Rumah Sakit Kanker Gangnam Severance yang dimulai pada tahun 1996 menyediakan perawatan kanker berdasarkan layanan medis terbaik untuk menjadi 'rumah sakit mewah global'.

Mikha begitu takjub dengan kecanggihan teknologi yang berada di Rumah Sakit tersebut.

Mikha berharap kelak ia bisa membangun Rumah Sakit di negaranya seperti Rumah Sakit yang ia kunjungi saat ini.

Direktur Rumah Sakit juga dalam kesempatan ini memperkenalkan 2 orang istimewa yang kini tengah bekerjasama dengan pihak Rumah Sakit tersebut.

Semua Audiensi menunggu siapakah kedua orang tersebut.

Mata Mikha terbelalak melihat 2 sosok pria yang ia kenal sampai menutup mulut dengan kedua telapak tangannya.

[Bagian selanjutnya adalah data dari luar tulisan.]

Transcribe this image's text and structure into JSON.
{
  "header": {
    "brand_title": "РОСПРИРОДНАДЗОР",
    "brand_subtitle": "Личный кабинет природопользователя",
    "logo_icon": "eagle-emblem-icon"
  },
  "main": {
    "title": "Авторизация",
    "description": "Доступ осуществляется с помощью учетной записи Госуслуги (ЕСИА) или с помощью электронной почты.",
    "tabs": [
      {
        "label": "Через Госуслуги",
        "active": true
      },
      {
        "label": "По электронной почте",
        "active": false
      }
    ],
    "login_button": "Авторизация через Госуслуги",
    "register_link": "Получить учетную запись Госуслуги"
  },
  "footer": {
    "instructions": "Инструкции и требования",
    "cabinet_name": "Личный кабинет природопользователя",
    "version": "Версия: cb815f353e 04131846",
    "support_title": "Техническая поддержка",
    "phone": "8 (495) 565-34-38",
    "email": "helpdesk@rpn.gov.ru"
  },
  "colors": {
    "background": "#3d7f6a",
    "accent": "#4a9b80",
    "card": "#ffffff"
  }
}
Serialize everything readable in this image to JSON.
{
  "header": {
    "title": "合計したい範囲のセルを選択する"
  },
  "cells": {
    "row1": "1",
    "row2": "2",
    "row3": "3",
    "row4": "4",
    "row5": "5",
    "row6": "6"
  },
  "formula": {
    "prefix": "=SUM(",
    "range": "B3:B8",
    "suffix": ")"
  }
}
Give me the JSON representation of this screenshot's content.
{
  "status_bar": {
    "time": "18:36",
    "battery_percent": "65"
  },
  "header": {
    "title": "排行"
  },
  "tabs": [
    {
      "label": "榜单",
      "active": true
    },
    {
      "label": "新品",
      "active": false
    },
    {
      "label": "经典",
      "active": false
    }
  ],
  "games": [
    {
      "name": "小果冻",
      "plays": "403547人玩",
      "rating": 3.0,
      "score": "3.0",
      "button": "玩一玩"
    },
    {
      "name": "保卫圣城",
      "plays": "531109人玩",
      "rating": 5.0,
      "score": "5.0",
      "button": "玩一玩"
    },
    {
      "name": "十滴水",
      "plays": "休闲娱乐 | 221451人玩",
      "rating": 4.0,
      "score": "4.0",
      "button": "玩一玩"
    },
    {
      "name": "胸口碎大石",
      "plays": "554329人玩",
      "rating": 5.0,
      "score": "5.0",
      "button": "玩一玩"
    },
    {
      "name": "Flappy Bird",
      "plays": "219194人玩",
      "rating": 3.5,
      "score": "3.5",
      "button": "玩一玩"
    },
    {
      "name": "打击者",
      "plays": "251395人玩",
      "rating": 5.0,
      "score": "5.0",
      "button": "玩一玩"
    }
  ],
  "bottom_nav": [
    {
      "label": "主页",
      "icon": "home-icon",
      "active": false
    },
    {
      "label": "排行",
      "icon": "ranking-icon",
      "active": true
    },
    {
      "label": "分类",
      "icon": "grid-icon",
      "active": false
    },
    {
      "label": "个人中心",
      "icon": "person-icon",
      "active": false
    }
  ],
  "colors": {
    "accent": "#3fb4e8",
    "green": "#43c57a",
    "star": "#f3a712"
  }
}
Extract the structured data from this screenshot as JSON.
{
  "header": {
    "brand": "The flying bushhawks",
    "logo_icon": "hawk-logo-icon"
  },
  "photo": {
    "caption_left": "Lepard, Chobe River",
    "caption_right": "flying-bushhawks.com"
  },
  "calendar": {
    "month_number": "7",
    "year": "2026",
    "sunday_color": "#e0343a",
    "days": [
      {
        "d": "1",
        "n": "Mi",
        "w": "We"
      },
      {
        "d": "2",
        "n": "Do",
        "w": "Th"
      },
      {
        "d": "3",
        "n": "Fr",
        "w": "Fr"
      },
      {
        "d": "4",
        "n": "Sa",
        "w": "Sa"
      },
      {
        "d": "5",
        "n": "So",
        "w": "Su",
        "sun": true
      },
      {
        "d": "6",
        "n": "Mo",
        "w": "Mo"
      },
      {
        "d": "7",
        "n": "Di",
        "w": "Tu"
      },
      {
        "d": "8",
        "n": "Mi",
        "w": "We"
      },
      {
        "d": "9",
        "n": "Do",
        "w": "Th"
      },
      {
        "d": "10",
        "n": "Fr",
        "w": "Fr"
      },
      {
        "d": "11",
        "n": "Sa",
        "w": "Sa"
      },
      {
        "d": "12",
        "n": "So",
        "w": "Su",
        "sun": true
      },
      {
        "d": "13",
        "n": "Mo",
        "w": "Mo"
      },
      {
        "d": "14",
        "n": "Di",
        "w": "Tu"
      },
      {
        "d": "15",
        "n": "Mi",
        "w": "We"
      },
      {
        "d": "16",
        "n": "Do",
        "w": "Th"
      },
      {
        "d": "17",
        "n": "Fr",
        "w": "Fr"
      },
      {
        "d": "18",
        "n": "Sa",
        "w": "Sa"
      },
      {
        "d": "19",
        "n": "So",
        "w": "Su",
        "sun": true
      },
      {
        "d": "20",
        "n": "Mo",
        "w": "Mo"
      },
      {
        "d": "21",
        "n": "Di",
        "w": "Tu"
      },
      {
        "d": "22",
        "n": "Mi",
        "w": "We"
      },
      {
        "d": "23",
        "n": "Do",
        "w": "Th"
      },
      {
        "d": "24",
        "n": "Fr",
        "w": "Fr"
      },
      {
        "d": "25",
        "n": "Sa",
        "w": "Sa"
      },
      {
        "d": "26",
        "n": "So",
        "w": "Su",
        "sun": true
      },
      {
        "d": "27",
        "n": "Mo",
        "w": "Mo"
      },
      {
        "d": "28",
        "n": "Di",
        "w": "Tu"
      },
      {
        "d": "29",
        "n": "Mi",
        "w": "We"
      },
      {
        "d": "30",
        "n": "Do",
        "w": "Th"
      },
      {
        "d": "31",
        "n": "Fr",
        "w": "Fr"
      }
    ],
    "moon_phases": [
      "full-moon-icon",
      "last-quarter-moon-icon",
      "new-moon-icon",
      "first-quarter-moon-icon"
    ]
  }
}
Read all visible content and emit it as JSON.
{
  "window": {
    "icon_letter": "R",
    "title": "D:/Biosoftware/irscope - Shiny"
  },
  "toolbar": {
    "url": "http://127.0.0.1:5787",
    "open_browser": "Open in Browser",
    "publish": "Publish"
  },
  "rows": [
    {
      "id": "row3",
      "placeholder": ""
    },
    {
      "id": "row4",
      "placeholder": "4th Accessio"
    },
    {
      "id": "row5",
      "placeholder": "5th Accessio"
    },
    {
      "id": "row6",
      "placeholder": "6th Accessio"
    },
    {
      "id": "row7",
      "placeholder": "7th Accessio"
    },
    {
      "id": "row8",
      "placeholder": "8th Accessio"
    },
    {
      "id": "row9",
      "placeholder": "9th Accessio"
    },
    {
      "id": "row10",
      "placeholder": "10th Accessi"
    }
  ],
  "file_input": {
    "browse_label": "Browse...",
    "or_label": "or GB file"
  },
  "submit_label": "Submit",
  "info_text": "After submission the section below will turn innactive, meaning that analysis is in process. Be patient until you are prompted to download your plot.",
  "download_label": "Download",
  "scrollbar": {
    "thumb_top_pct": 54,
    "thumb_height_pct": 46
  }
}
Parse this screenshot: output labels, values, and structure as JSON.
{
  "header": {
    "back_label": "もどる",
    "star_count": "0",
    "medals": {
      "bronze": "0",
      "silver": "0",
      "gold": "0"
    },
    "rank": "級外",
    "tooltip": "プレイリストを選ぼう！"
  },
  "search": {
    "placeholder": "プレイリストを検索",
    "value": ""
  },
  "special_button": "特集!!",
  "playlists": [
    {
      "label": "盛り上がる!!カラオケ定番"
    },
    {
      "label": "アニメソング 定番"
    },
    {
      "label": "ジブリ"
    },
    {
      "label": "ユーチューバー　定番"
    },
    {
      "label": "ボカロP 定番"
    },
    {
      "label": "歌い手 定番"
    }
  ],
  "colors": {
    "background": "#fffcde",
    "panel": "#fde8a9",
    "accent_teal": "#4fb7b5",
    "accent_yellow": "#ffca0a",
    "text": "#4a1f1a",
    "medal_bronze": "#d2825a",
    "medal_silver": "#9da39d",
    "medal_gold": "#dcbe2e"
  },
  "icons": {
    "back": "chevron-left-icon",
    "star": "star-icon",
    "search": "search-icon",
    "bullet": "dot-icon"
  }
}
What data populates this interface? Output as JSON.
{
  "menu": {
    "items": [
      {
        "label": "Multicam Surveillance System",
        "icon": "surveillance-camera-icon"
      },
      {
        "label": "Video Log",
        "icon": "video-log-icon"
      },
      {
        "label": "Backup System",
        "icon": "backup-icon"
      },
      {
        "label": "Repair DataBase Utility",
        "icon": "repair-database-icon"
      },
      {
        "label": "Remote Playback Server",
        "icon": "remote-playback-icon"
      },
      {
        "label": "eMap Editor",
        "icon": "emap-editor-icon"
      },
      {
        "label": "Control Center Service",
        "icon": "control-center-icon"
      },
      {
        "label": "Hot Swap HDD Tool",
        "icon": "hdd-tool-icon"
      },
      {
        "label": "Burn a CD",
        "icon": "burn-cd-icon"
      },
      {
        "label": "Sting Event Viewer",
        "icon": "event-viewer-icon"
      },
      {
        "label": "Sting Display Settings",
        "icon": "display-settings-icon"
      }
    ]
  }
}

Dengan ramah Direktur Rumah Sakit memperkenalkan keduanya.

"Perkenalkan Saya dr. Arjuna Satria Nugraha,Sp.B(K)Onk. Saya Direktur RSM Oncology." Dokter Satria kala diminta memperkenalkan diri pada seluruh peserta seminar.

"Perkenalkan saya Darren Harold, MBA. Saya CEO Harold Corporation." pesona Darren mampu membius audience melalui netra biru nya.

Mikha menahan nafasnya sesaat.

Seakan dunia selebar daun kelor.

Semua mata dibuat terkagum dan terpesona oleh paras, prestasi dan kecerdasan kedua pria yang tidak asing bagi Mikha.

Saat sesi tanya jawab banyak sekali para Dokter dari berbagai belahan dunia karena seminar ini di hadiri oleh peserta dari berbagai negara.

Mikha merasa sangat beruntung meski awalnya sempat kaget ia mendapat undangan kesempatan yang sangat bagus bagi profesinya sebagai dokter.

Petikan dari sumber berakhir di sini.